Friday, March 19, 2010

Speakers and audiences will be interested in the website scientific-presentations.com
I found it through a speakers' group on the business networking site LinkedIn.

The writer gives excellent analysis of presentations, the slides and the speaker.

One of the posts mentioned questioned the popular recommendation that a speaker start by asking the aidience what they know about a subject. He cites a speaker giving a paper on cancer. The speaker started by asking at the start or early in the talk who had lost a relative to cancer. The audience froze, with no hands up and unease.

My reply:

Angela LansburyMarch 19th, 2010 at 8:49 pm

Yes, asking who has experience of cancer is an obvious question to start with. But anybody can see that it begins the evening on a negative note. It’s a constant problem with any speech. To engage the audience you must pose a problem – and then a solution. You always have keep looking for the positives. A positive message. A positive word. A positive question.

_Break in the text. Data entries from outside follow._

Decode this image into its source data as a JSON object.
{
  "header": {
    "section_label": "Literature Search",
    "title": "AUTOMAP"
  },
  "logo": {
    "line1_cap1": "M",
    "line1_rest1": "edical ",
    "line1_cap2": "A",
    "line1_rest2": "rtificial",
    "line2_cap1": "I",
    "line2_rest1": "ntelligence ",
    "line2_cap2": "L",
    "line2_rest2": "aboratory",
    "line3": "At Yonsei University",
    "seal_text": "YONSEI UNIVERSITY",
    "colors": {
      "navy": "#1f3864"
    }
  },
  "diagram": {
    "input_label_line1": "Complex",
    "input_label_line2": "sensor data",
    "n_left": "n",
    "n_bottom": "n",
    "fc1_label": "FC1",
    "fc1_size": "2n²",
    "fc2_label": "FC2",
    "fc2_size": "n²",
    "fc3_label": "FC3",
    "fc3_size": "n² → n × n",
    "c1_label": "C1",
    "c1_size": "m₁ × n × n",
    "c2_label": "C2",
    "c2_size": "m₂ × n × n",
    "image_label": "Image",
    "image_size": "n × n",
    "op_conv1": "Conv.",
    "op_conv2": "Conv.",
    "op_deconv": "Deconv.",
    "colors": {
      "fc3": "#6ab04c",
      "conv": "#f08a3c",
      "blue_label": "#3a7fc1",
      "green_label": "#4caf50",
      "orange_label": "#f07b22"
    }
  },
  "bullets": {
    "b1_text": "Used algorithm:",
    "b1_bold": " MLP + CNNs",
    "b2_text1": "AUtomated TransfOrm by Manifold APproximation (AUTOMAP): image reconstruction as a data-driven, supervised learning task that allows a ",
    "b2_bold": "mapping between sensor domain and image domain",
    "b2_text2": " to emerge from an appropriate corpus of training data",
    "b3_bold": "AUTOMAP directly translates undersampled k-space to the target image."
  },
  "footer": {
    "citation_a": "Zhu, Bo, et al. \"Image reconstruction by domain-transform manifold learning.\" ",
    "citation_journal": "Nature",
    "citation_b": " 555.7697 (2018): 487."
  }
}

Speakers focus on highly emotional subjects, such as what your parents and grandparents died of, when they want to stir the audience into taking action. If you want to ask a member of the audience for a million pounds, or you want to offer him free pills, you might make such an appeal. But if you merely want to show a slide and get kudos, it's a bit unfair to ruin somebody's day but evoking sad memories.


Another mantra or saying is make them laugh, make them cry, make them wait. You do not want the audience crying all the way through. Although I have seen that done at fundraising events, I don't like it.

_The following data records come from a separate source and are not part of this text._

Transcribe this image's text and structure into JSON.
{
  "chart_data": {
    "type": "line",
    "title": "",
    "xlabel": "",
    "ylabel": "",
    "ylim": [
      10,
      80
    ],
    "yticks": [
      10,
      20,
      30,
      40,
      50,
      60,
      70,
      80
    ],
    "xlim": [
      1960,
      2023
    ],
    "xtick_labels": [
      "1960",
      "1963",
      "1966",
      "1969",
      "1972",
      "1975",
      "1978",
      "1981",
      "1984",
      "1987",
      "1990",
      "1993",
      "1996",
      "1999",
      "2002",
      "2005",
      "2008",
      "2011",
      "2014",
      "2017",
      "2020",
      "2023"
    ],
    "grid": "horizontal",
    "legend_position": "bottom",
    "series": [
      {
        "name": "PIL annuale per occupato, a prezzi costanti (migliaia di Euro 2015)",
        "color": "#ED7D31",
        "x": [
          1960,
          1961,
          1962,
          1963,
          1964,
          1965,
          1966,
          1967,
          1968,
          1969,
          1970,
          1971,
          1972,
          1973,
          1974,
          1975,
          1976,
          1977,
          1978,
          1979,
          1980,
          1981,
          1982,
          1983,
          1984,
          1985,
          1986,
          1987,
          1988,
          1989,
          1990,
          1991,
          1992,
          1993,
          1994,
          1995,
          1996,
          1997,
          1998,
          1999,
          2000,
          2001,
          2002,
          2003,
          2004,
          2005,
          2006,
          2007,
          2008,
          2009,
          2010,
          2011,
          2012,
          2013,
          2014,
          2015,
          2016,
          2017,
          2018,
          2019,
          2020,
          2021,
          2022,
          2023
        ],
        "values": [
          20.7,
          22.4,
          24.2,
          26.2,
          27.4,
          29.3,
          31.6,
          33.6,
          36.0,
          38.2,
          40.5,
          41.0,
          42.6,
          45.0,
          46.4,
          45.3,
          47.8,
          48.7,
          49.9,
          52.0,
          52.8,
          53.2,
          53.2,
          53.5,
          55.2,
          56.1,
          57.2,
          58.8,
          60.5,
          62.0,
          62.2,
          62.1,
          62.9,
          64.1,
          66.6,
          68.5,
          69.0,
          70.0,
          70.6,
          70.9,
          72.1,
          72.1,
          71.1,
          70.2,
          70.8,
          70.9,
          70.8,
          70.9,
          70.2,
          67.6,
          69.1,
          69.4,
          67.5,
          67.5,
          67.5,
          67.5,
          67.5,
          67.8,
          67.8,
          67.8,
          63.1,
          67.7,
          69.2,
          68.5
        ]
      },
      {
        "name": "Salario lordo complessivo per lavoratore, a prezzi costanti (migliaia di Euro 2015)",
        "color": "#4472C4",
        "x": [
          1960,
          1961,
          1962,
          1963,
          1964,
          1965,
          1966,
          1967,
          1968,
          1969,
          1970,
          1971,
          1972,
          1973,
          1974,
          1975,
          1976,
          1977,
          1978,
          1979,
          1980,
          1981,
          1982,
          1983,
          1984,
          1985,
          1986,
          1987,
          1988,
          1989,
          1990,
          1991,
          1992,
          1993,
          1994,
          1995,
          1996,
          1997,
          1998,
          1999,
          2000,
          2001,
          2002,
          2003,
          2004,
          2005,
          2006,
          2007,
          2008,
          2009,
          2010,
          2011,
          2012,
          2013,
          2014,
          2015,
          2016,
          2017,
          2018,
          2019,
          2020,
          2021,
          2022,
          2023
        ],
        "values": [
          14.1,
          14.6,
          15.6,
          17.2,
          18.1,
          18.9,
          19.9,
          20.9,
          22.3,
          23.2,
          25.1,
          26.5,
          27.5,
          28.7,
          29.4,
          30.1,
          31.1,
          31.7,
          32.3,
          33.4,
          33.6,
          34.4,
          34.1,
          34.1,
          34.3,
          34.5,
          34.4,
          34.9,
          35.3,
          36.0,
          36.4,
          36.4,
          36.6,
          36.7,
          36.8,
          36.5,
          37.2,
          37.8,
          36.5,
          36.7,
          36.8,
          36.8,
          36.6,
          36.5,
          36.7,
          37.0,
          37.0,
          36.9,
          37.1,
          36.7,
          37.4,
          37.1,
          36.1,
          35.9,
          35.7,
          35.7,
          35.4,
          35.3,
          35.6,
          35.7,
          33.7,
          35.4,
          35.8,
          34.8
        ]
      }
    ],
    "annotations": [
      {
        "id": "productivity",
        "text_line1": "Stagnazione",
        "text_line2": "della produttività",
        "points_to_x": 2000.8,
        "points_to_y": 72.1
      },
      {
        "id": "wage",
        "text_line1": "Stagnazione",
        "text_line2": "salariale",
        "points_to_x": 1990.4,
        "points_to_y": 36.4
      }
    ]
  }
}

It’s much easier to deal with the distant past. For example, We all had eight grandparents and we don't always know for certain their health history and diet. How many of you know one of more of those eight grandparents … Survival rates are much higher today. How many people remember that cancer was more of a taboo (twenty) years ago? (Depending on age of audience.)

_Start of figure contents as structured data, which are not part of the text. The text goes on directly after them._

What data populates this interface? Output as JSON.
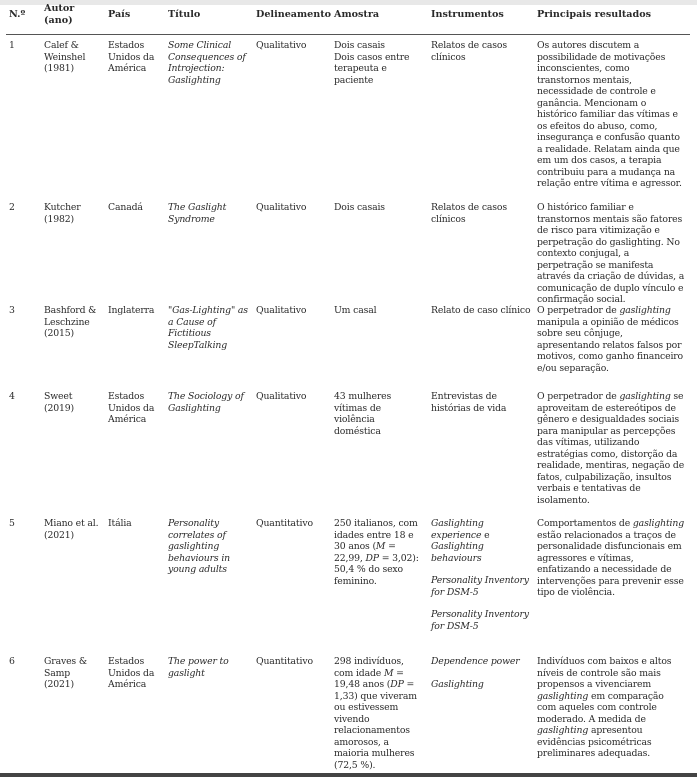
{
  "headers": [
    "N.º",
    "Autor (ano)",
    "País",
    "Título",
    "Delineamento",
    "Amostra",
    "Instrumentos",
    "Principais resultados"
  ],
  "rows": [
    {
      "n": "1",
      "autor": "Calef & Weinshel (1981)",
      "pais": "Estados Unidos da América",
      "titulo": "Some Clinical Consequences of Introjection: Gaslighting",
      "delineamento": "Qualitativo",
      "amostra": [
        {
          "t": "Dois casais\nDois casos entre terapeuta e paciente"
        }
      ],
      "instrumentos": [
        {
          "t": "Relatos de casos clínicos"
        }
      ],
      "resultados": [
        {
          "t": "Os autores discutem a possibilidade de motivações inconscientes, como transtornos mentais, necessidade de controle e ganância. Mencionam o histórico familiar das vítimas e os efeitos do abuso, como, insegurança e confusão quanto a realidade. Relatam ainda que em um dos casos, a terapia contribuiu para a mudança na relação entre vítima e agressor."
        }
      ]
    },
    {
      "n": "2",
      "autor": "Kutcher (1982)",
      "pais": "Canadá",
      "titulo": "The Gaslight Syndrome",
      "delineamento": "Qualitativo",
      "amostra": [
        {
          "t": "Dois casais"
        }
      ],
      "instrumentos": [
        {
          "t": "Relatos de casos clínicos"
        }
      ],
      "resultados": [
        {
          "t": "O histórico familiar e transtornos mentais são fatores de risco para vitimização e perpetração do gaslighting. No contexto conjugal, a perpetração se manifesta através da criação de dúvidas, a comunicação de duplo vínculo e confirmação social."
        }
      ]
    },
    {
      "n": "3",
      "autor": "Bashford & Leschzine (2015)",
      "pais": "Inglaterra",
      "titulo": "\"Gas-Lighting\" as a Cause of Fictitious SleepTalking",
      "delineamento": "Qualitativo",
      "amostra": [
        {
          "t": "Um casal"
        }
      ],
      "instrumentos": [
        {
          "t": "Relato de caso clínico"
        }
      ],
      "resultados": [
        {
          "t": "O perpetrador de "
        },
        {
          "t": "gaslighting",
          "i": true
        },
        {
          "t": " manipula a opinião de médicos sobre seu cônjuge, apresentando relatos falsos por motivos, como ganho financeiro e/ou separação."
        }
      ]
    },
    {
      "n": "4",
      "autor": "Sweet (2019)",
      "pais": "Estados Unidos da América",
      "titulo": "The Sociology of Gaslighting",
      "delineamento": "Qualitativo",
      "amostra": [
        {
          "t": "43 mulheres vítimas de violência doméstica"
        }
      ],
      "instrumentos": [
        {
          "t": "Entrevistas de histórias de vida"
        }
      ],
      "resultados": [
        {
          "t": "O perpetrador de "
        },
        {
          "t": "gaslighting",
          "i": true
        },
        {
          "t": " se aproveitam de estereótipos de gênero e desigualdades sociais para manipular as percepções das vítimas, utilizando estratégias como, distorção da realidade, mentiras, negação de fatos, culpabilização, insultos verbais e tentativas de isolamento."
        }
      ]
    },
    {
      "n": "5",
      "autor": "Miano et al. (2021)",
      "pais": "Itália",
      "titulo": "Personality correlates of gaslighting behaviours in young adults",
      "delineamento": "Quantitativo",
      "amostra": [
        {
          "t": "250 italianos, com idades entre 18 e 30 anos ("
        },
        {
          "t": "M",
          "i": true
        },
        {
          "t": " = 22,99, "
        },
        {
          "t": "DP",
          "i": true
        },
        {
          "t": " = 3,02): 50,4 % do sexo feminino."
        }
      ],
      "instrumentos": [
        {
          "t": "Gaslighting experience",
          "i": true
        },
        {
          "t": " e "
        },
        {
          "t": "Gaslighting behaviours",
          "i": true
        },
        {
          "gap": true
        },
        {
          "t": "Personality Inventory for DSM-5",
          "i": true
        },
        {
          "gap": true
        },
        {
          "t": "Personality Inventory for DSM-5",
          "i": true
        }
      ],
      "resultados": [
        {
          "t": "Comportamentos de "
        },
        {
          "t": "gaslighting",
          "i": true
        },
        {
          "t": " estão relacionados a traços de personalidade disfuncionais em agressores e vítimas, enfatizando a necessidade de intervenções para prevenir esse tipo de violência."
        }
      ]
    },
    {
      "n": "6",
      "autor": "Graves & Samp (2021)",
      "pais": "Estados Unidos da América",
      "titulo": "The power to gaslight",
      "delineamento": "Quantitativo",
      "amostra": [
        {
          "t": "298 indivíduos, com idade "
        },
        {
          "t": "M",
          "i": true
        },
        {
          "t": " = 19,48 anos ("
        },
        {
          "t": "DP",
          "i": true
        },
        {
          "t": " = 1,33) que viveram ou estivessem vivendo relacionamentos amorosos, a maioria mulheres (72,5 %)."
        }
      ],
      "instrumentos": [
        {
          "t": "Dependence power",
          "i": true
        },
        {
          "gap": true
        },
        {
          "t": "Gaslighting",
          "i": true
        }
      ],
      "resultados": [
        {
          "t": "Indivíduos com baixos e altos níveis de controle são mais propensos a vivenciarem "
        },
        {
          "t": "gaslighting",
          "i": true
        },
        {
          "t": " em comparação com aqueles com controle moderado. A medida de "
        },
        {
          "t": "gaslighting",
          "i": true
        },
        {
          "t": " apresentou evidências psicométricas preliminares adequadas."
        }
      ]
    }
  ]
}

We come back to the speech title. What is the message? Possible cures for cancer? Conquering Cancer?


I won a ribbon at Toastmasters for a talk on cancer and started with just such a question. I think I asked how many people knew somebody who had had treatment for cancer and survived five years or more. I then went on to talk about the most survivable forms of cancer and where you can get more statistical information. To my amazement afterwards close friends and acquaintances afterwards came up and confided, ‘I had cancer ….’
But my relative was still alive at the begining of treatment. You have to make a question which does not focus on the words death and family member. Perhaps ask about acquaintances or focus on larger groups.


Even with a small group and a happy topic and a young audience you run this risk that somebody in the audience has a recent bad experience. I was a young student teacher and asked my class of schoolgirls to write about their mother. One girl’s mother had been murdered by the stepfather the previous week. So what is the solution? Look for a positive words? Happy memories of my mother?